Culture of porcine hepatocytes or bile duct epithelial cells by inductive serum-free media

A serum-free, feeder cell-dependent, selective culture system for the long-term culture of porcine hepatocytes or cholangiocytes was developed. Liver cells were isolated from 1-wk-old pigs or young adult pigs (25 and 63 kg live weight) and were placed in primary culture on feeder cell layers of mitotically blocked mouse fibroblasts. In serum-free medium containing 1% DMSO and 1 mu M dexamethasone, confluent monolayers of hepatocytes formed and could be maintained for several wk. Light and electron microscopic analysis showed hepatocytes with in vivo-like morphology, and many hepatocytes were sandwiched between the feeder cells. When isolated liver cells were cultured in medium without dexamethasone but with 0.5% DMSO, monolayers of cholangioctyes formed that subsequently self-organized into networks of multicellular ductal structures, and whose cells had monocilia projecting into the lumen of the duct. Gamma-glutamyl transpeptidase (GGT) was expressed by the cholangiocytes at their apical membranes, i.e., at the inner surface of the ducts. Cellular GGT activity increased concomitantly with the development of ductal structures. Cytochrome P-450 was determined in microsomes following addition of metyrapone to the cultures.
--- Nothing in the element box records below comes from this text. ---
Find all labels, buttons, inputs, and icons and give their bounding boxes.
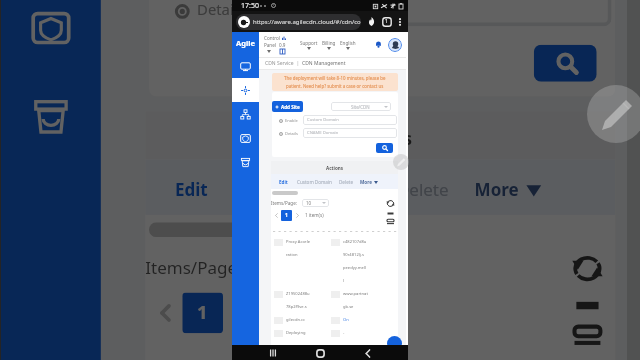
button[interactable]: Add Site bbox=[272, 101, 303, 112]
staticText: CDN Management bbox=[302, 60, 346, 67]
button[interactable]: Edit bbox=[279, 179, 288, 185]
staticText: 1 item(s) bbox=[271, 300, 341, 322]
button[interactable]: Recents bbox=[266, 346, 280, 360]
button[interactable]: 10 bbox=[302, 199, 329, 207]
staticText: www.partnat bbox=[343, 291, 368, 297]
button[interactable]: Search bbox=[534, 45, 597, 82]
staticText: https://aware.agilecdn.cloud/#/cdn/co bbox=[253, 18, 361, 26]
button[interactable]: Tabs bbox=[380, 15, 393, 28]
button[interactable]: More bbox=[475, 178, 541, 200]
staticText: 90r4812lj.s bbox=[343, 252, 364, 258]
button[interactable]: More bbox=[360, 179, 378, 185]
staticText: The deployment will take 8-10 minutes, p… bbox=[284, 75, 386, 81]
button[interactable]: 1 bbox=[182, 293, 223, 333]
button[interactable]: Site/CDN bbox=[331, 102, 391, 111]
button[interactable]: Notifications bbox=[374, 40, 383, 49]
staticText: l bbox=[343, 278, 345, 284]
button[interactable]: English bbox=[340, 40, 356, 50]
staticText: Actions bbox=[326, 165, 344, 171]
button[interactable]: CNAME Domain bbox=[264, 0, 612, 26]
staticText: Control bbox=[264, 35, 280, 41]
staticText: - bbox=[343, 330, 345, 336]
staticText: peedyy.mell bbox=[343, 265, 367, 271]
button[interactable]: Billing bbox=[322, 40, 336, 50]
button[interactable]: Menu item 1 bbox=[232, 54, 259, 78]
staticText: Panel bbox=[264, 42, 276, 48]
staticText: Details bbox=[197, 0, 245, 19]
staticText: CDN Service bbox=[265, 60, 294, 67]
staticText: Agile bbox=[236, 38, 255, 48]
button[interactable]: Search bbox=[376, 143, 393, 153]
button[interactable]: Menu item 2 bbox=[232, 78, 259, 102]
button[interactable]: Window bbox=[386, 220, 395, 221]
button[interactable]: Next page bbox=[223, 293, 260, 333]
button[interactable]: Menu item 3 bbox=[232, 102, 259, 126]
button[interactable]: Custom Domain bbox=[242, 178, 371, 200]
button[interactable]: Custom Domain bbox=[303, 115, 397, 125]
staticText: Proxy Accele bbox=[286, 239, 311, 245]
staticText: Add Site bbox=[281, 104, 300, 110]
button[interactable]: Next page bbox=[292, 210, 302, 221]
staticText: Enable bbox=[285, 118, 298, 123]
staticText: On bbox=[343, 317, 349, 323]
staticText: Actions bbox=[349, 126, 415, 148]
staticText: Items/Page: bbox=[145, 256, 245, 278]
staticText: Site/CDN bbox=[351, 104, 370, 110]
button[interactable]: Refresh bbox=[386, 199, 395, 208]
button[interactable]: 10 bbox=[260, 252, 360, 282]
button[interactable]: Flame bbox=[365, 15, 378, 28]
button[interactable]: Menu item 4 bbox=[1, 0, 101, 71]
button[interactable]: Collapse bbox=[386, 209, 395, 218]
staticText: c482107d8u bbox=[343, 239, 367, 245]
button[interactable]: Edit pointer large bbox=[587, 85, 640, 143]
button[interactable]: Delete bbox=[339, 179, 353, 185]
staticText: Details bbox=[285, 131, 298, 136]
staticText: ration bbox=[286, 252, 298, 258]
button[interactable]: Delete bbox=[397, 178, 449, 200]
button[interactable]: Menu item 4 bbox=[232, 126, 259, 150]
button[interactable]: Back bbox=[361, 346, 375, 360]
staticText: Deploying bbox=[286, 330, 306, 336]
staticText: Support bbox=[300, 40, 318, 46]
button[interactable]: More options bbox=[394, 16, 405, 27]
staticText: | bbox=[294, 60, 302, 67]
staticText: Billing bbox=[322, 40, 336, 46]
button[interactable]: Edit pointer bbox=[393, 154, 409, 170]
staticText: More bbox=[360, 179, 372, 185]
button[interactable]: https://aware.agilecdn.cloud/#/cdn/co bbox=[236, 14, 361, 30]
staticText: 1 bbox=[197, 300, 208, 326]
staticText: 78p2f9ve.s bbox=[286, 304, 307, 310]
button[interactable]: Support bbox=[300, 40, 318, 50]
button[interactable]: Collapse bbox=[571, 289, 604, 322]
staticText: English bbox=[340, 40, 356, 46]
staticText: 0.9 bbox=[279, 42, 286, 48]
button[interactable]: Previous page bbox=[271, 210, 281, 221]
staticText: More bbox=[475, 178, 519, 200]
button[interactable]: Help bbox=[387, 336, 402, 351]
staticText: patient. Need help? submit a case or con… bbox=[286, 83, 384, 89]
button[interactable]: Refresh bbox=[571, 252, 604, 285]
staticText: 17:50 bbox=[241, 1, 259, 11]
staticText: Z19502488u bbox=[286, 291, 310, 297]
staticText: gilecdn.cc bbox=[286, 317, 305, 323]
staticText: Items/Page: bbox=[271, 200, 298, 206]
staticText: 1 bbox=[285, 212, 288, 219]
button[interactable]: Custom Domain bbox=[297, 179, 332, 185]
button[interactable]: Home bbox=[313, 346, 327, 360]
button[interactable]: Menu item 5 bbox=[232, 150, 259, 174]
button[interactable]: CNAME Domain bbox=[303, 128, 397, 138]
staticText: Custom Domain bbox=[307, 117, 339, 123]
staticText: CNAME Domain bbox=[278, 0, 397, 19]
button[interactable]: Edit bbox=[175, 178, 208, 200]
button[interactable]: Previous page bbox=[145, 293, 182, 333]
staticText: 1 item(s) bbox=[305, 212, 324, 218]
button[interactable]: 1 bbox=[281, 210, 292, 221]
staticText: 1 bbox=[385, 18, 388, 25]
staticText: CNAME Domain bbox=[307, 130, 339, 136]
staticText: 10 bbox=[306, 200, 312, 206]
button[interactable]: Window bbox=[571, 330, 604, 333]
button[interactable]: Menu item 5 bbox=[1, 71, 101, 159]
button[interactable]: Profile bbox=[388, 38, 402, 52]
staticText: gb.se bbox=[343, 304, 354, 310]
In vivo-like levels of P-450s were found in hepatocyte monolayers while levels of P-450 were markedly reduced in cholangiocyte monolayers. Serum protein secretion in conditioned media was analyzed by Western blot and indicated that albumin, transferrin, and haptoglobin levels were maintained in hepatocytes while albumin and haptoglobin declined over time in cholangiocytes. Quantitative RT-PCR analysis showed that serum protein mRNA levels were significantly elevated in the hepatocytes monolayers in comparison to the bile ductule-containing monolayers. Further, mRNAs specific to cholangiocyte differentiation and function were significantly elevated in bile ductule monolayers in comparison to hepatocyte monolayers. The results demonstrate an in vitro model for the study of either porcine hepatocytes or cholangiocytes with in vivo-like morphology and function.